Prior to joining Forge, Mr. Shilling started the Drug and Device Development service at Nationwide Children’s Hospital, in Columbus, OH in early 2012. As director, he worked closely with Nationwide Children’s and The Ohio State University faculty and staff to understand US FDA and foreign agency regulations of drugs and medical devices. He worked with key stakeholders to develop regulatory strategies in developing novel therapeutics. He advised on critical steps and milestones towards early phase clinical trials in support of a variety of transformative therapeutics for pediatric and rare diseases.
He has direct experience in gaining US FDA acceptance for almost twenty first-in-human clinical trials, dozen orphan drug designations, and two fast track designations. He has contributed to over fifteen successful licenses with industry partners for technologies discovered at Nationwide Children’s Hospital and The Ohio State University. Over his career, he has provided regulatory guidance for novel biologic therapies with Abeona Therapeutics, Amicus Therapeutics, AveXis now a Novartis Company, Milo Biotechnology, Myonexus Therapeutics, Sarepta Therapeutics, along with a variety of other companies ranging from angel invested startups to publically traded, and commercial staged biopharmaceuticals.
Prior to starting the Drug and Device Development program, Chris was the Program Manager for the Center for Gene Therapy at Nationwide Children’s where he assisted the development and initiation of several of the first human gene transfer clinical trials in pediatrics for neuromuscular disorders. He received a Bachelor of Science degree in biology and a Masters of Science degree in Pathology from the Ohio State University.
Dr. Krishnendu Khan
Cleveland Clinic Lerner Research Institute, USA
Dr. Krishnendu Khan is currently a junior staff at the department of Cardiovascular and Metabolic Sciences at Cleveland Clinic Lerner Research Institute.
Dr. Khan has received his Ph.D. in Biochemistry from Indian Institute of Science, Bangalore, India where he studied DNA-protein interaction using budding yeast as the model system. Following his Ph.D., he did his post-doctoral research on transcriptional regulation in early zebrafish development at Max Planck Institute of Cell Biology and Genetics, Dresden, Germany.

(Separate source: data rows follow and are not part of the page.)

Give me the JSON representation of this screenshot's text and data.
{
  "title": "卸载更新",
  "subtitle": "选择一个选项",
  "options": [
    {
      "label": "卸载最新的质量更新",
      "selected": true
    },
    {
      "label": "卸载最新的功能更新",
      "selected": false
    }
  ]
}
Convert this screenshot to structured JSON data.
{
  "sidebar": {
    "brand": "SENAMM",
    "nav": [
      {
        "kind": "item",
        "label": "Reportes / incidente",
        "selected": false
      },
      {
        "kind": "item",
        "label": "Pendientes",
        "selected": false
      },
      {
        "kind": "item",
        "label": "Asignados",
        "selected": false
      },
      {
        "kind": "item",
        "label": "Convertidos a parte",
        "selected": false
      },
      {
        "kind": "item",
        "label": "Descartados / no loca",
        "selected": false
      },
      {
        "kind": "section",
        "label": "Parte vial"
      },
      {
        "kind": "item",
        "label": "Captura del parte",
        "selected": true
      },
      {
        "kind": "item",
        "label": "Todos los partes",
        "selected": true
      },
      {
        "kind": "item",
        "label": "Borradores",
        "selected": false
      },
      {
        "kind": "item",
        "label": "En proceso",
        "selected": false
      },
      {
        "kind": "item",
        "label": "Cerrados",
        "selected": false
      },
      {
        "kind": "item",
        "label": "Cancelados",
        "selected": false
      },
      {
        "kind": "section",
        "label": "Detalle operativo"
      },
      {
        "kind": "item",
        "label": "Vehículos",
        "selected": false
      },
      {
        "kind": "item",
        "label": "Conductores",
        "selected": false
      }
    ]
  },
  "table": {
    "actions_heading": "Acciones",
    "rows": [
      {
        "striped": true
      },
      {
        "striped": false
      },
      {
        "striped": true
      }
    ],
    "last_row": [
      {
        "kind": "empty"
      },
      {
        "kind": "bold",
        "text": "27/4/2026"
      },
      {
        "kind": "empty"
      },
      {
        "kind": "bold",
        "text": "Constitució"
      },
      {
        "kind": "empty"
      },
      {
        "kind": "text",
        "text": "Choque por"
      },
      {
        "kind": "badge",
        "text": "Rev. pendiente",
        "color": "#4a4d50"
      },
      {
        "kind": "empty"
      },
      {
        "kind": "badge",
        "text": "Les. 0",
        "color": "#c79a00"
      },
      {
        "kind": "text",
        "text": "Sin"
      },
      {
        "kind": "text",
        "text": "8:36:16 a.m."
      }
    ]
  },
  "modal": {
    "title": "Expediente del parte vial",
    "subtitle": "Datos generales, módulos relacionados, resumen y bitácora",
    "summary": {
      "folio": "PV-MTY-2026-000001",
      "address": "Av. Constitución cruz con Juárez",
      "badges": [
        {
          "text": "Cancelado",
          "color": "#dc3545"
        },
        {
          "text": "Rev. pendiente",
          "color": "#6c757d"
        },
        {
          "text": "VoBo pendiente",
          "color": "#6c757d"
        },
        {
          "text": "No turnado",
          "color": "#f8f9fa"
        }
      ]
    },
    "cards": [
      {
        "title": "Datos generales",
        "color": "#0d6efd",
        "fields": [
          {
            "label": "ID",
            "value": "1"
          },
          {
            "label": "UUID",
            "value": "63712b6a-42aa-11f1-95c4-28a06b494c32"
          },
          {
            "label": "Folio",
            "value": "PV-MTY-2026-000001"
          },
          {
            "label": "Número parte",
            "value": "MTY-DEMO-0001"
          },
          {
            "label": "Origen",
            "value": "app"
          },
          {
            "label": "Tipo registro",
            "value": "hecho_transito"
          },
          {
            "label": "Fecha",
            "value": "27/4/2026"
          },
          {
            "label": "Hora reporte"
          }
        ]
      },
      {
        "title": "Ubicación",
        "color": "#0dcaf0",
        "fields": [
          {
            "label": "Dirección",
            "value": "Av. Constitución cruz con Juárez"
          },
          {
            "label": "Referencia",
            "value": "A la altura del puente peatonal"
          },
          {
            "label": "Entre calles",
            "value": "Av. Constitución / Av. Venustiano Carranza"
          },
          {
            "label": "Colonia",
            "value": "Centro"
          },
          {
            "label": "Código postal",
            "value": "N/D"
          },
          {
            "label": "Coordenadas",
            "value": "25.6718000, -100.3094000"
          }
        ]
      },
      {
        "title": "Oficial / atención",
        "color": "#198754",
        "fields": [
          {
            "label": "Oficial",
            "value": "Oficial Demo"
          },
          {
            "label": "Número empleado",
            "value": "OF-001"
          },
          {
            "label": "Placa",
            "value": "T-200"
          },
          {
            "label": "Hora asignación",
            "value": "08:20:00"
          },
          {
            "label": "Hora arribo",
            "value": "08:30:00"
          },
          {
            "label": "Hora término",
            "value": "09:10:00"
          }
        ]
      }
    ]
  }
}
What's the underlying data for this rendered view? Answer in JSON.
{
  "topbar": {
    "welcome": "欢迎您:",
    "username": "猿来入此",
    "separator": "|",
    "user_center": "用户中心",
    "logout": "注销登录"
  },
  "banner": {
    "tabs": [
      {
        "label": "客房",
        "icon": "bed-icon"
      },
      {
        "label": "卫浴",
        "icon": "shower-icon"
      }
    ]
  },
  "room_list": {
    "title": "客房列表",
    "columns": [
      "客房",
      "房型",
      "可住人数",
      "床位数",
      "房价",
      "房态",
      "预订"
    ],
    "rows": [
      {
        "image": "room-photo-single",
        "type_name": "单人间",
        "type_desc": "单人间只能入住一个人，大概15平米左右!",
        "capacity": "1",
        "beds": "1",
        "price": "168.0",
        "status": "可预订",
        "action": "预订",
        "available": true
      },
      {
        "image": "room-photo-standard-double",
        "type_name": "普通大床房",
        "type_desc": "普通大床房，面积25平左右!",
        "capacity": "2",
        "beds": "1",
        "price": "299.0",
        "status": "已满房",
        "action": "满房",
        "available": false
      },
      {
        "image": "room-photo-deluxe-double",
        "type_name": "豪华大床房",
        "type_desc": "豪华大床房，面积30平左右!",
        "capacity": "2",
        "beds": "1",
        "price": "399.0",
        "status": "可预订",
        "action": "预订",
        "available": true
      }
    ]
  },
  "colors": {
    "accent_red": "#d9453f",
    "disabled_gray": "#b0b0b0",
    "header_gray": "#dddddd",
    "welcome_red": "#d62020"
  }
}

In 2015 he arrived in Cleveland, USA and started studying tRNA synthetases, a class of enzymes that is critical for protein synthesis within cells. He is interested in understanding the non-canonical functions of these proteins and currently probing their involvement in a severe neurological disorder known as Hypomyelinating Leukodystrophy or HLD where the patients have defects in the formation of myelin sheath in the central nervous system.
Dr. Khan has published his finding in multiple journals of repute and serves in reviewing as well as in editorial boards of several international journals of repute.